Twitter and Facebook admit that, even though they have set a minimum age limit at 13, they lack the resources to monitor the actual ages of all their users. Consumer Reports, in a study two years ago, found that there are at least 7 million minor children, 12 and under, on Facebook. Other experts estimate that the number is likely much higher, especially with the addition of other social sites like Twitter.
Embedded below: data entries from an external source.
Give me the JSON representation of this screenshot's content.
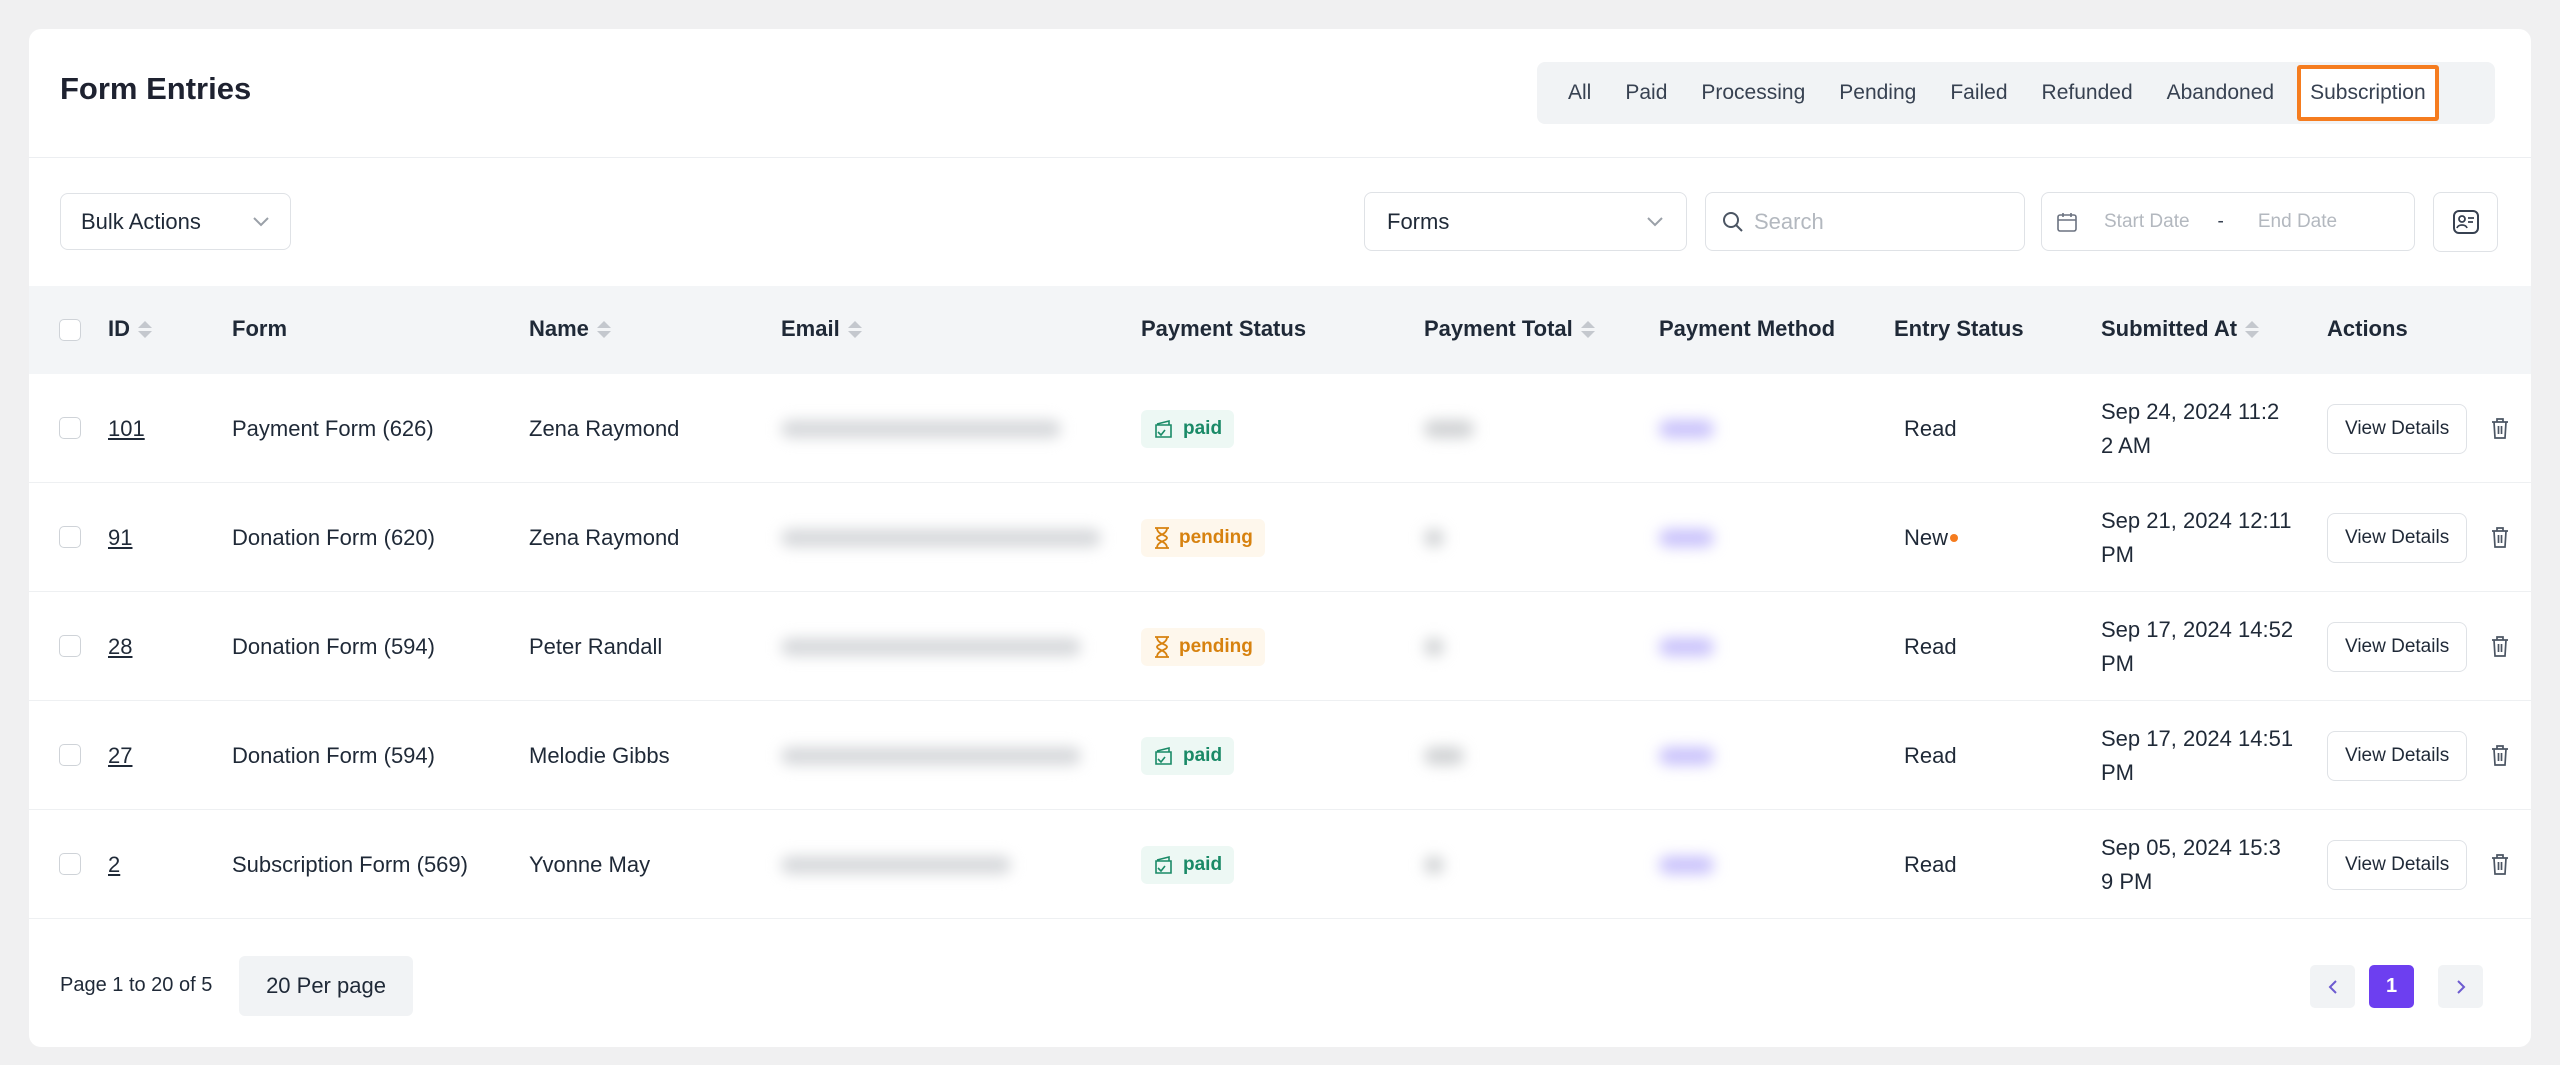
{
  "header": {
    "title": "Form Entries",
    "tabs": [
      "All",
      "Paid",
      "Processing",
      "Pending",
      "Failed",
      "Refunded",
      "Abandoned",
      "Subscription"
    ],
    "active_tab": "Subscription"
  },
  "toolbar": {
    "bulk_actions": "Bulk Actions",
    "forms_select": "Forms",
    "search_placeholder": "Search",
    "start_date_placeholder": "Start Date",
    "date_separator": "-",
    "end_date_placeholder": "End Date"
  },
  "table": {
    "columns": [
      "ID",
      "Form",
      "Name",
      "Email",
      "Payment Status",
      "Payment Total",
      "Payment Method",
      "Entry Status",
      "Submitted At",
      "Actions"
    ],
    "rows": [
      {
        "id": "101",
        "form": "Payment Form (626)",
        "name": "Zena Raymond",
        "payment_status": "paid",
        "entry_status": "Read",
        "new": false,
        "submitted_l1": "Sep 24, 2024 11:2",
        "submitted_l2": "2 AM"
      },
      {
        "id": "91",
        "form": "Donation Form (620)",
        "name": "Zena Raymond",
        "payment_status": "pending",
        "entry_status": "New",
        "new": true,
        "submitted_l1": "Sep 21, 2024 12:11",
        "submitted_l2": "PM"
      },
      {
        "id": "28",
        "form": "Donation Form (594)",
        "name": "Peter Randall",
        "payment_status": "pending",
        "entry_status": "Read",
        "new": false,
        "submitted_l1": "Sep 17, 2024 14:52",
        "submitted_l2": "PM"
      },
      {
        "id": "27",
        "form": "Donation Form (594)",
        "name": "Melodie Gibbs",
        "payment_status": "paid",
        "entry_status": "Read",
        "new": false,
        "submitted_l1": "Sep 17, 2024 14:51",
        "submitted_l2": "PM"
      },
      {
        "id": "2",
        "form": "Subscription Form (569)",
        "name": "Yvonne May",
        "payment_status": "paid",
        "entry_status": "Read",
        "new": false,
        "submitted_l1": "Sep 05, 2024 15:3",
        "submitted_l2": "9 PM"
      }
    ],
    "view_details": "View Details"
  },
  "footer": {
    "page_info": "Page 1 to 20 of 5",
    "per_page": "20 Per page",
    "current_page": "1"
  },
  "colors": {
    "accent": "#6d3ff0",
    "active_tab_border": "#f57c1f",
    "paid": "#1a8a67",
    "pending": "#d7820f",
    "new_dot": "#f57c1f"
  }
}
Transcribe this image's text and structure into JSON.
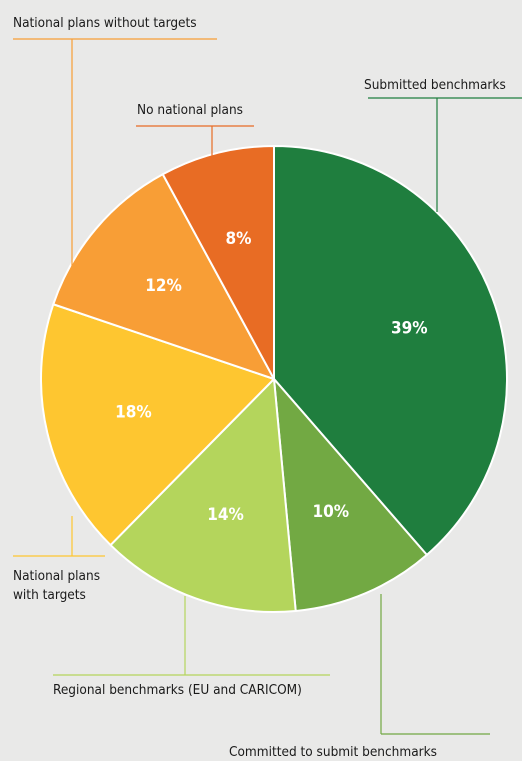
{
  "chart_data": {
    "type": "pie",
    "title": "",
    "slices": [
      {
        "label": "Submitted benchmarks",
        "value": 39,
        "display": "39%",
        "color": "#1f7e3e"
      },
      {
        "label": "Committed to submit benchmarks",
        "value": 10,
        "display": "10%",
        "color": "#72a943"
      },
      {
        "label": "Regional benchmarks  (EU and CARICOM)",
        "value": 14,
        "display": "14%",
        "color": "#b4d55c"
      },
      {
        "label": "National plans with targets",
        "value": 18,
        "display": "18%",
        "color": "#fec630"
      },
      {
        "label": "National plans without targets",
        "value": 12,
        "display": "12%",
        "color": "#f89e36"
      },
      {
        "label": "No national plans",
        "value": 8,
        "display": "8%",
        "color": "#e86c24"
      }
    ]
  },
  "callouts": {
    "submitted": "Submitted benchmarks",
    "committed": "Committed to submit benchmarks",
    "regional": "Regional benchmarks  (EU and CARICOM)",
    "with_targets_line1": "National plans",
    "with_targets_line2": "with targets",
    "without_targets": "National plans without targets",
    "no_plans": "No national plans"
  }
}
Apple is also weighing in on this issue, due to concerns that the new beefed-up rules would make software platforms such as Apple’s iOS and Google’s Android responsible for the several hundred thousand apps, developed by various companies and individuals that run on their devices. Said Apple vice president Catherine Novelli in their comments that were also filed last week, “Congress does not make department stores liable for the data collection practices of the companies that sell children’s products in a department store.”

 

But advocates for children are not swayed. Says Stanford University professor Jim Steyer, who heads the child advocacy group Common Sense Media, “It’s a pathetic argument for the richest companies in the world to say they don’t have the resources or ability to protect children.”

Of course what many suspect as the real issue behind the vehement protests of Google, Facebook and Twitter is the fear that this is going to severely impact their ad revenue, causing the companies to take a financial hit.

The FTC plans for the new rules to be finalized by the end of the year, with both sides eagerly awaiting the final verdict.